Back at the wreckage, Batman finds an object that appears to be a scale. He takes it back to his lab to analyze it and finds that despite its appearance it actually came from a human. Alfred steps in to bring him his dinner, pointing out he’s serving it in a crock, which serves as Batman’s eureka moment. We then see him as Bruce Wayne at a zoo exhibit for crocodiles explaining their natural habitat that causes him to walk away smiling and announcing, “Of course!” This whole sequence is beyond stupid, even for a kid’s show. As we are about to find out, Batman has no prior knowledge of Killer Croc, so it wasn’t as if Alfred’s mentioning of the word “crock” brought that criminal to mind, Batman just literally decided that this must be the work of some kind of half-human half-crocodile individual. And Batman is also pretty damn smart, and has that crazy computer, so we’re supposed to believe he needed to head to the zoo to find out the most basic information on crocodiles?

Vendetta

There’s a couple of good fight scenes between Batman and Croc. These underwater scenes are always a bit intense.

Anyways, Batman goes searching underwater and find’s the cave of Killer Croc. The men he’s abducted are there and Batman and he have a brief exchange. Killer Croc does the villain thing of introducing himself and letting Batman know he has the strength of a crocodile. I know Croc is going to be portrayed as something much less than Batman’s equal when it comes to intellect, but this is pretty corny by any standard. Croc escapes, but Batman at least knows who is trying to frame Bullock. Apparently, Bullock had busted him previously with the help of testimony from Jones and Conway. Croc had since escaped from jail, and apparently no one thought to make this connection until now. Croc is simply out for a little revenge against the man who put him away. We’re heading for a showdown, and when Croc reveals himself to Bullock as the man behind all of this Batman is ready and waiting. They take to the sewers where we actually are treated to a fairly impressive confrontation. Batman and Croc beat the snot out of each other, but it’s hardly in question who will emerge victorious.

As a last bit of tension, we get Bullock pulling a gun on Batman as he emerges from the sewer. They speak not a word as Batman hauls an unconscious Croc behind him up and out of the sewer. Bullock questions why Batman went through all of the trouble to help him clear his name, and Batman responds with some mushy stuff about how he respects the detective and Bullock wants none of it and tells him to take off. He does admire Batman’s work once he leaves though.

Vendetta_Confront

Once Batman blows up Croc’s plan he just heads straight for Bullock.

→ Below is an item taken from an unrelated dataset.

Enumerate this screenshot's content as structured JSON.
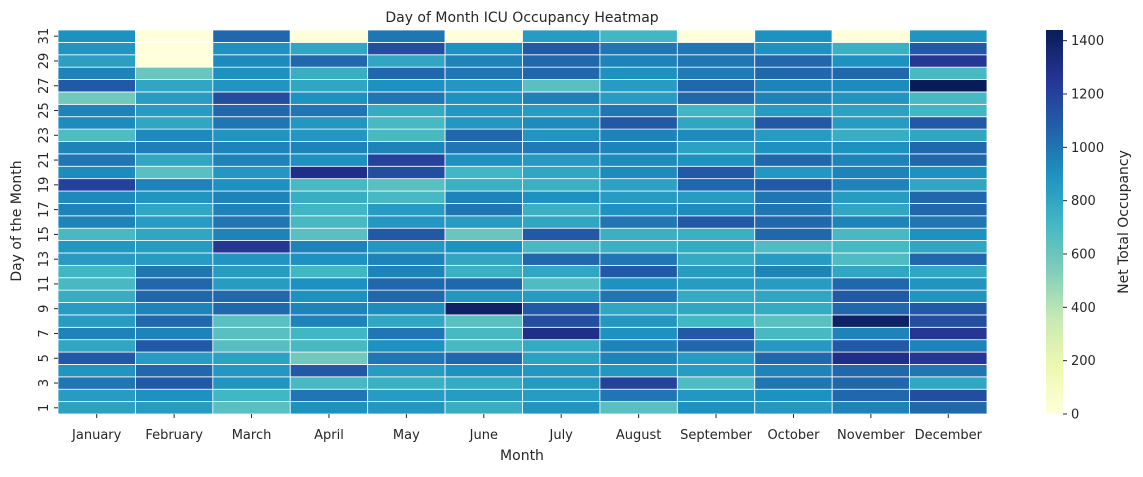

“Vendetta” is a fine introduction for Killer Croc, a C-list villain who is at least a bit scary and intimidating to look at. This little plan of his is more elaborate than anything else we’ll see from him as Croc will be portrayed as kind of dim in subsequent appearances. As a visual though, I do like this take on Killer Croc. More recent ones are pretty outlandish, but at least here he’s sort of believable as a big guy with a bad skin condition and an ugly mug. Some liberties are taken with the shape of his jaw, but it adds character and a little style which is appreciated. The show gives away too much information for us to ever doubt Bullock’s innocence, which feels like a missed opportunity. As a result, what should be a tense situation at the end when Bullock and Batman are face to face has little dramatic flair. The other missteps are less forgivable making this perhaps the most clumsy episode we’ve looked at yet. The atmospheric setting which includes a pervasive rain and the Batman/Croc confrontation rescue it from being a poor episode, but this is definitely not a shining moment for Batman:  The Animated Series.